Anyway, the more I think about Lowery’s letter, the more I find most of his arguments irrefutable. He’s perhaps a bit too generous in his description of record companies’ contracts but he understands how fundamentally broken our relationship to music is right now. A capitalistic society demands we monetize just about everything. While that’s what we have, we still have to find room for all types of purpose, even those that aren’t so profitable. I covet the income of a doctor or an accountant but I have neither interest nor aptitude in those fields. If my prioroties were different, I could have chosen a different path so I'm reconciled to the ups and downs of my pursuits.
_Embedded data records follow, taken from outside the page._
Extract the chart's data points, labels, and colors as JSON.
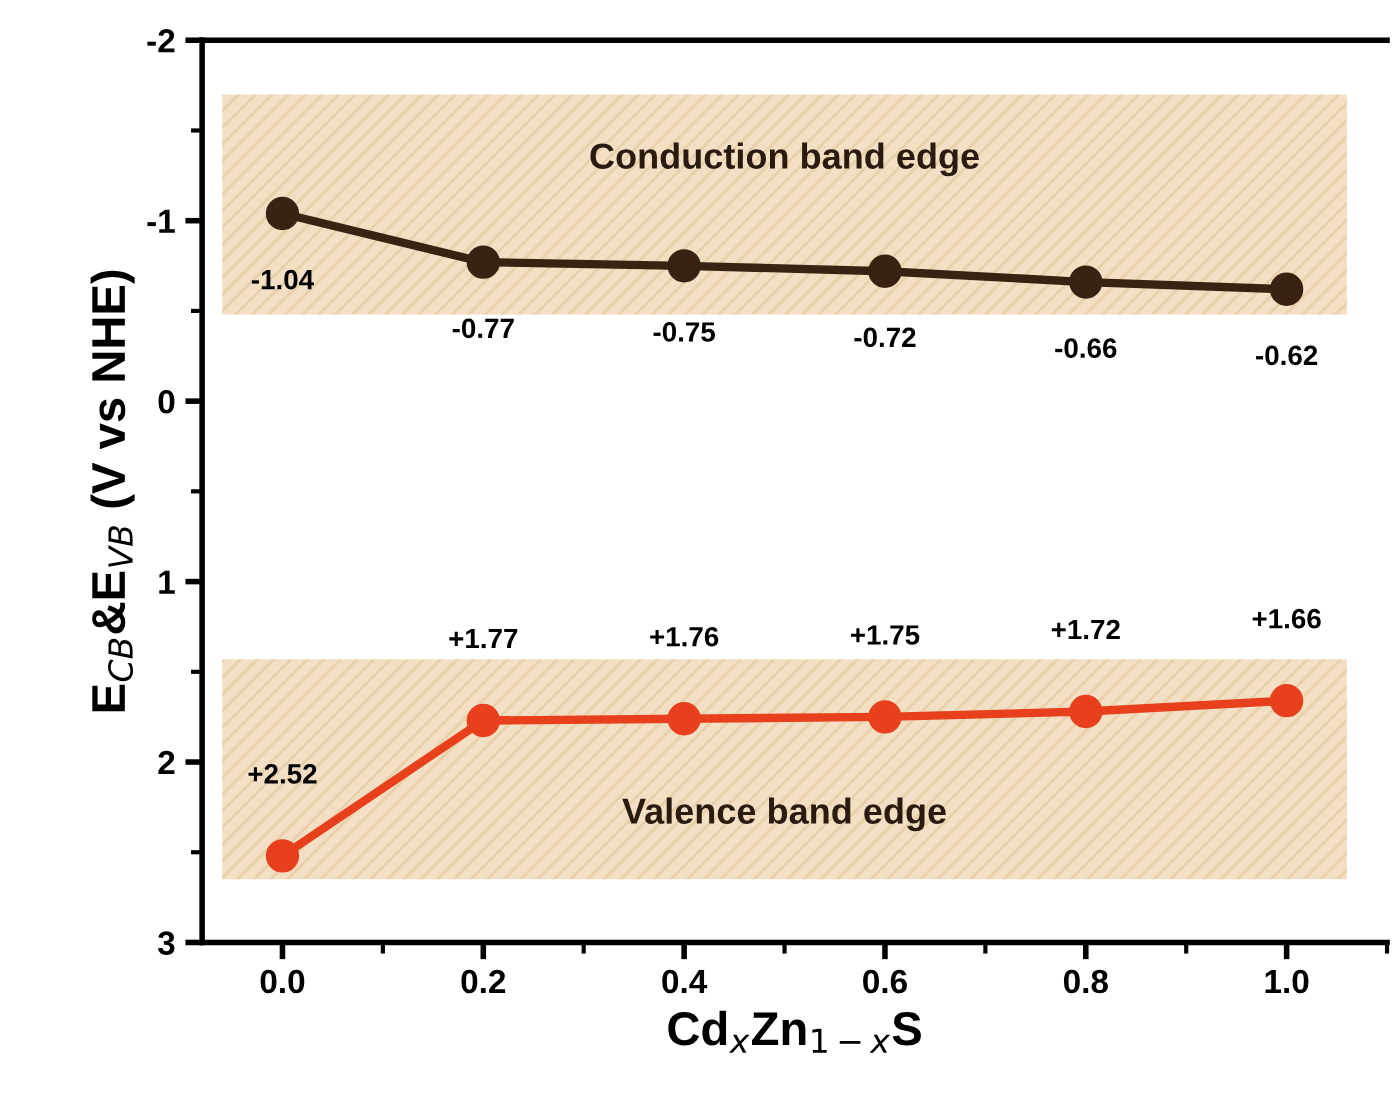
{
  "chart_data": {
    "type": "line",
    "xlabel": "Cd$_{x}$Zn$_{1−x}$S",
    "ylabel": "E$_{CB}$&E$_{VB}$ (V vs NHE)",
    "x": [
      0.0,
      0.2,
      0.4,
      0.6,
      0.8,
      1.0
    ],
    "series": [
      {
        "color": "#3a2212",
        "values": [
          -1.04,
          -0.77,
          -0.75,
          -0.72,
          -0.66,
          -0.62
        ],
        "value_labels": [
          "-1.04",
          "-0.77",
          "-0.75",
          "-0.72",
          "-0.66",
          "-0.62"
        ]
      },
      {
        "color": "#e8401c",
        "values": [
          2.52,
          1.77,
          1.76,
          1.75,
          1.72,
          1.66
        ],
        "value_labels": [
          "+2.52",
          "+1.77",
          "+1.76",
          "+1.75",
          "+1.72",
          "+1.66"
        ]
      }
    ],
    "bands": [
      {
        "axis": "y",
        "from": -1.7,
        "to": -0.48,
        "label": "Conduction band edge",
        "color": "#f2dfc4"
      },
      {
        "axis": "y",
        "from": 1.43,
        "to": 2.65,
        "label": "Valence band edge",
        "color": "#f2dfc4"
      }
    ],
    "xlim": [
      -0.08,
      1.1
    ],
    "ylim": [
      3,
      -2
    ],
    "xticks": [
      {
        "value": 0,
        "label": "0.0"
      },
      0.2,
      0.4,
      0.6,
      0.8,
      {
        "value": 1,
        "label": "1.0"
      }
    ],
    "yticks": [
      -2,
      -1,
      0,
      1,
      2,
      3
    ],
    "marker": "circle",
    "line_style": "solid",
    "grid": false,
    "legend": false
  }
}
Still, I work daily to better my craft, not more so than those professionals do, but not necessarily less. So what am I worth? Market says, not a whole hell of a lot. Is it just, as Bob Lefsetz contends, that I don't make good enough music? Possibly. But then no one can download an appendectomy, so it's probably not a fair comparison. 

However, that doctor and accountant and I may intertwine unexpectedly. My need for their talents may be obvious upon injury or my money-laundering scheme coming to fruition but their need for mine might be less tangible. I just might help them through a tough day down the road or score a significant moment in their lives, and they may never know it’s my voice in the background.

If you can’t see what value the arts bring to your life, you’re a goddamned blind fool. Someone designed the chair you’re sitting in. Someone thought about the shape and colour and fabric and mechanics of it. Someone might have had Styx or Segovia flooding into their ear canals while they drafted the concept or beveled its edges or Photoshopped the ad for the catalogue. Now think about what it cost you. Was it a fair price for that chair? Is it comfortable? You took the time to pick it out and thought about how it reflected your taste and personality. It’s starting to take the shape of your ass. Now what song have you been humming to yourself all morning? Yes, the answer is “Call Me Maybe”, I know, I know, but seriously… what’s it worth to you? What did it cost?